Rajeshwari Devi said she was staying in a community hall with 29 members of her joint family after their three houses developed cracks.
“The government shifted us from our houses to the shelter home on January 3. It has been snowing every day for the last four days and the temperature is between zero and four degrees Celsius,” she said.
“When we held a dharna to get the compensation or rehabilitation plan speeded up, officials sent us a room heater for the huge hall. Obviously, the government is in no hurry to give us relief.”
Over a dozen residents have been on a roadside dharna at the entrance to Joshimath since January 6 to pressure the government into speeding up the process of compensation and rehabilitation.

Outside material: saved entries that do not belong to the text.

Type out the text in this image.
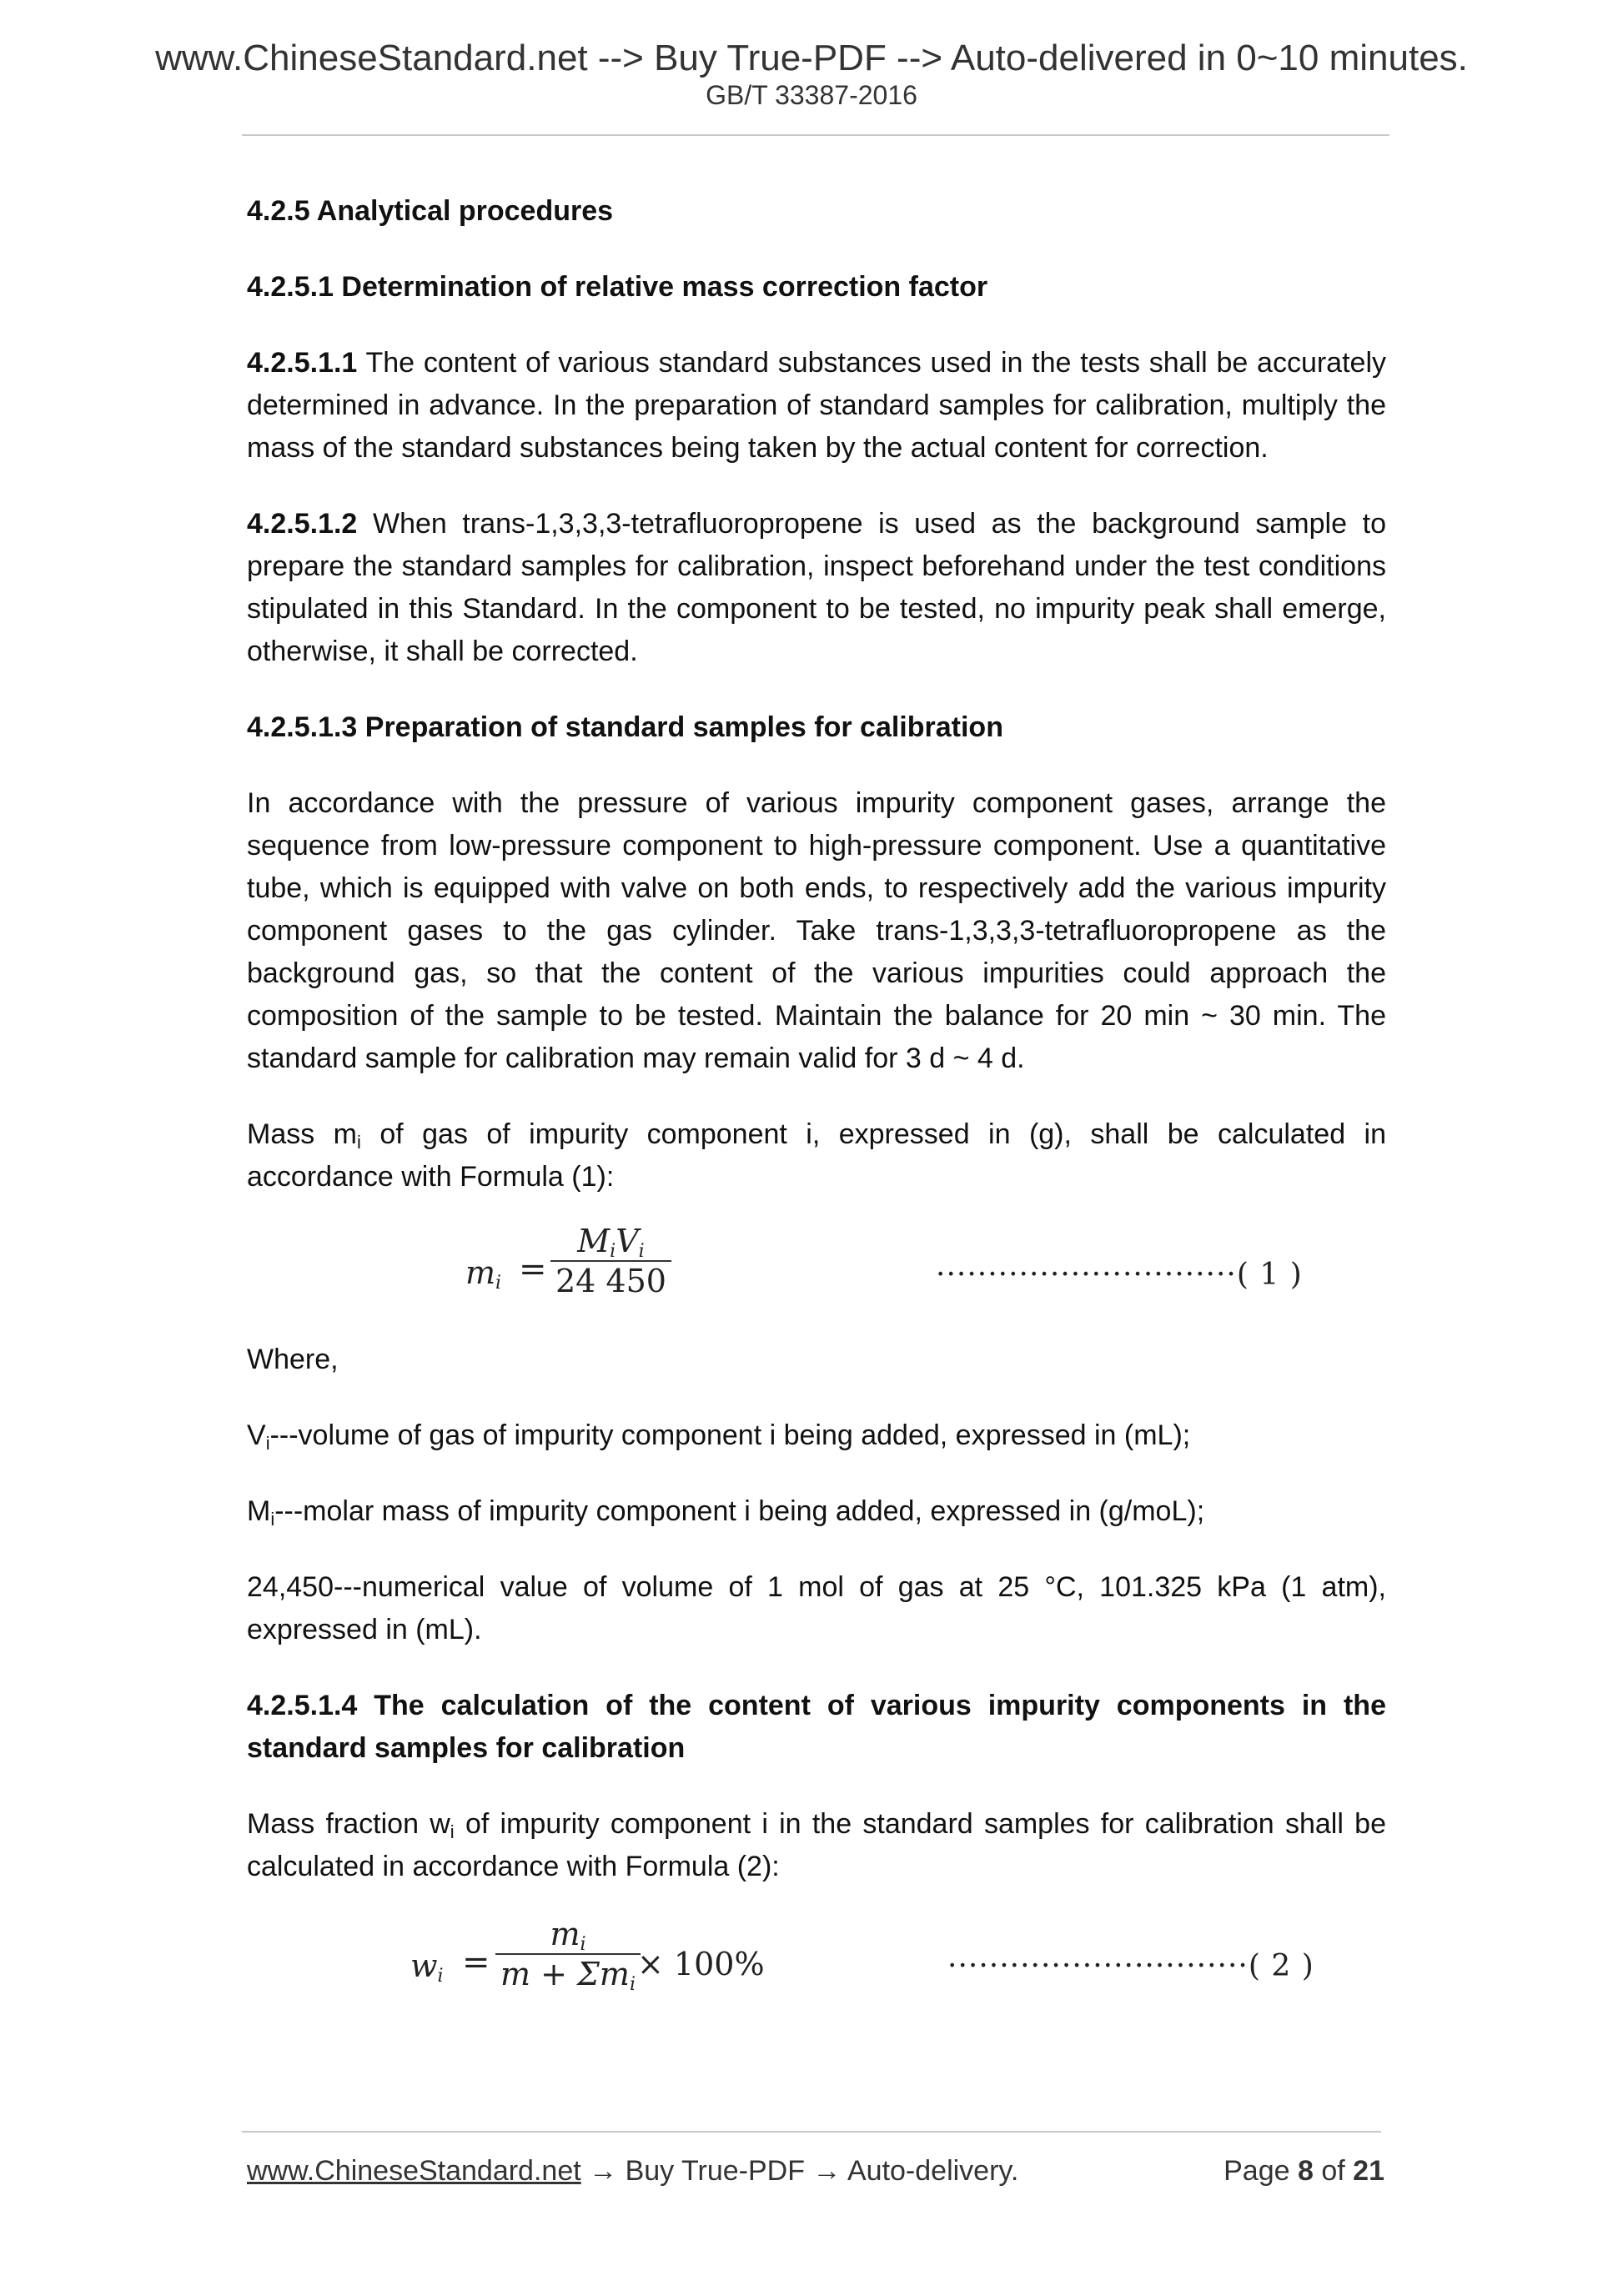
www.ChineseStandard.net --> Buy True-PDF --> Auto-delivered in 0~10 minutes.
GB/T 33387-2016

4.2.5 Analytical procedures

4.2.5.1 Determination of relative mass correction factor

4.2.5.1.1 The content of various standard substances used in the tests shall be accurately determined in advance. In the preparation of standard samples for calibration, multiply the mass of the standard substances being taken by the actual content for correction.

4.2.5.1.2 When trans-1,3,3,3-tetrafluoropropene is used as the background sample to prepare the standard samples for calibration, inspect beforehand under the test conditions stipulated in this Standard. In the component to be tested, no impurity peak shall emerge, otherwise, it shall be corrected.

4.2.5.1.3 Preparation of standard samples for calibration

In accordance with the pressure of various impurity component gases, arrange the sequence from low-pressure component to high-pressure component. Use a quantitative tube, which is equipped with valve on both ends, to respectively add the various impurity component gases to the gas cylinder. Take trans-1,3,3,3-tetrafluoropropene as the background gas, so that the content of the various impurities could approach the composition of the sample to be tested. Maintain the balance for 20 min ~ 30 min. The standard sample for calibration may remain valid for 3 d ~ 4 d.

Mass $m_i$ of gas of impurity component i, expressed in (g), shall be calculated in accordance with Formula (1):

$m_i$ =
$M_iV_i$
24 450	·····························( 1 )

Where,

$V_i--$-volume of gas of impurity component i being added, expressed in (mL);

$M_i--$-molar mass of impurity component i being added, expressed in (g/moL);

24,450---numerical value of volume of 1 mol of gas at 25 °C, 101.325 kPa (1 atm), expressed in (mL).

4.2.5.1.4 The calculation of the content of various impurity components in the standard samples for calibration

Mass fraction $w_i$ of impurity component i in the standard samples for calibration shall be calculated in accordance with Formula (2):

$w_i$ =
$m_i$
$m + \Sigma m_i$
× 100%	·····························( 2 )
www.ChineseStandard.net → Buy True-PDF → Auto-delivery.	Page 8 of 21
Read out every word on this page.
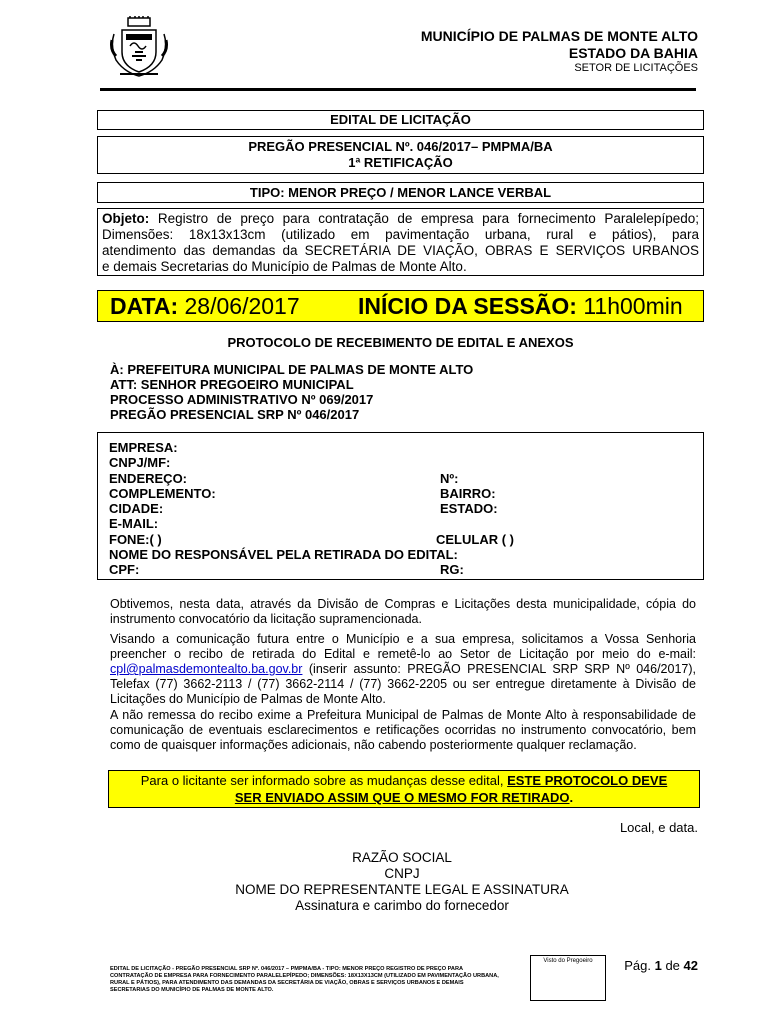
MUNICÍPIO DE PALMAS DE MONTE ALTO
ESTADO DA BAHIA
SETOR DE LICITAÇÕES
EDITAL DE LICITAÇÃO
PREGÃO PRESENCIAL Nº. 046/2017– PMPMA/BA
1ª RETIFICAÇÃO
TIPO: MENOR PREÇO / MENOR LANCE VERBAL
Objeto: Registro de preço para contratação de empresa para fornecimento Paralelepípedo;
Dimensões: 18x13x13cm (utilizado em pavimentação urbana, rural e pátios), para
atendimento das demandas da SECRETÁRIA DE VIAÇÃO, OBRAS E SERVIÇOS URBANOS
e demais Secretarias do Município de Palmas de Monte Alto.
DATA: 28/06/2017	INÍCIO DA SESSÃO: 11h00min
PROTOCOLO DE RECEBIMENTO DE EDITAL E ANEXOS
À: PREFEITURA MUNICIPAL DE PALMAS DE MONTE ALTO
ATT: SENHOR PREGOEIRO MUNICIPAL
PROCESSO ADMINISTRATIVO Nº 069/2017
PREGÃO PRESENCIAL SRP Nº 046/2017
EMPRESA:
CNPJ/MF:
ENDEREÇO:	Nº:
COMPLEMENTO:	BAIRRO:
CIDADE:	ESTADO:
E-MAIL:
FONE:( )	CELULAR ( )
NOME DO RESPONSÁVEL PELA RETIRADA DO EDITAL:
CPF:	RG:
Obtivemos, nesta data, através da Divisão de Compras e Licitações desta municipalidade, cópia do instrumento convocatório da licitação supramencionada.
Visando a comunicação futura entre o Município e a sua empresa, solicitamos a Vossa Senhoria preencher o recibo de retirada do Edital e remetê-lo ao Setor de Licitação por meio do e-mail: cpl@palmasdemontealto.ba.gov.br (inserir assunto: PREGÃO PRESENCIAL SRP SRP Nº 046/2017), Telefax (77) 3662-2113 / (77) 3662-2114 / (77) 3662-2205 ou ser entregue diretamente à Divisão de Licitações do Município de Palmas de Monte Alto.
A não remessa do recibo exime a Prefeitura Municipal de Palmas de Monte Alto à responsabilidade de comunicação de eventuais esclarecimentos e retificações ocorridas no instrumento convocatório, bem como de quaisquer informações adicionais, não cabendo posteriormente qualquer reclamação.
Para o licitante ser informado sobre as mudanças desse edital, ESTE PROTOCOLO DEVE
SER ENVIADO ASSIM QUE O MESMO FOR RETIRADO.
Local, e data.
RAZÃO SOCIAL
CNPJ
NOME DO REPRESENTANTE LEGAL E ASSINATURA
Assinatura e carimbo do fornecedor
EDITAL DE LICITAÇÃO - PREGÃO PRESENCIAL SRP Nº. 046/2017 – PMPMA/BA - TIPO: MENOR PREÇO REGISTRO DE PREÇO PARA CONTRATAÇÃO DE EMPRESA PARA FORNECIMENTO PARALELEPÍPEDO; DIMENSÕES: 18X13X13CM (UTILIZADO EM PAVIMENTAÇÃO URBANA, RURAL E PÁTIOS), PARA ATENDIMENTO DAS DEMANDAS DA SECRETÁRIA DE VIAÇÃO, OBRAS E SERVIÇOS URBANOS E DEMAIS SECRETARIAS DO MUNICÍPIO DE PALMAS DE MONTE ALTO.
Visto do Pregoeiro	Pág. 1 de 42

With 20 more houses and 6 shops affected in the last 24 hours, Joshimath’s count of buildings with cracks reached 870 on Monday. The local administration has identified 181 buildings as completely unsafe to live in. The fissures in the roads are widening by the day. Eight roads have sunk partially.
Chief minister Pushkar Singh Dhami has said that experts are going from building to building, studying the damage, and that this process has to be completed before the compensation for each family can be determined.
Dinesh Lal of Singhdhar, whose house collapsed on Sunday evening, 19 days after two of its walls developed cracks on January 3, said: “Experts and teams from the central and state governments can be seen inspecting our town every day but no action plan has been announced yet. This shows the government is not bothered about our future.”
Lal has taken shelter with his family in a primary school on the town’s outskirts.
Himanshu Khurana, district magistrate of Chamoli, said: “The survey is going on and the rehabilitation plan will be announced soon.”
Joshimath residents blame the government also for failing to heed scientists’ warnings over the years about a catastrophe if construction and development projects went on unchecked --- and for allegedly trying to deflect blame now.
The government and the NTPC have both said the land subsidence has nothing to do with the central public sector undertaking’s under-construction power project and tunnel in the area.
A government statement, drawn up on the basis of a National Water Science Institute report, said on Monday that the quality of the water seeping out of the ground in JP Colony since January 2 is different from that of the water in the NTPC tunnel.
Rajeshwari Devi said: “The crisis is manmade. Government-run projects are behind the landslides and the subsequent sinking of Joshimath. Many experts have confirmed this but the government and the NTPC are unwilling to accept the truth.”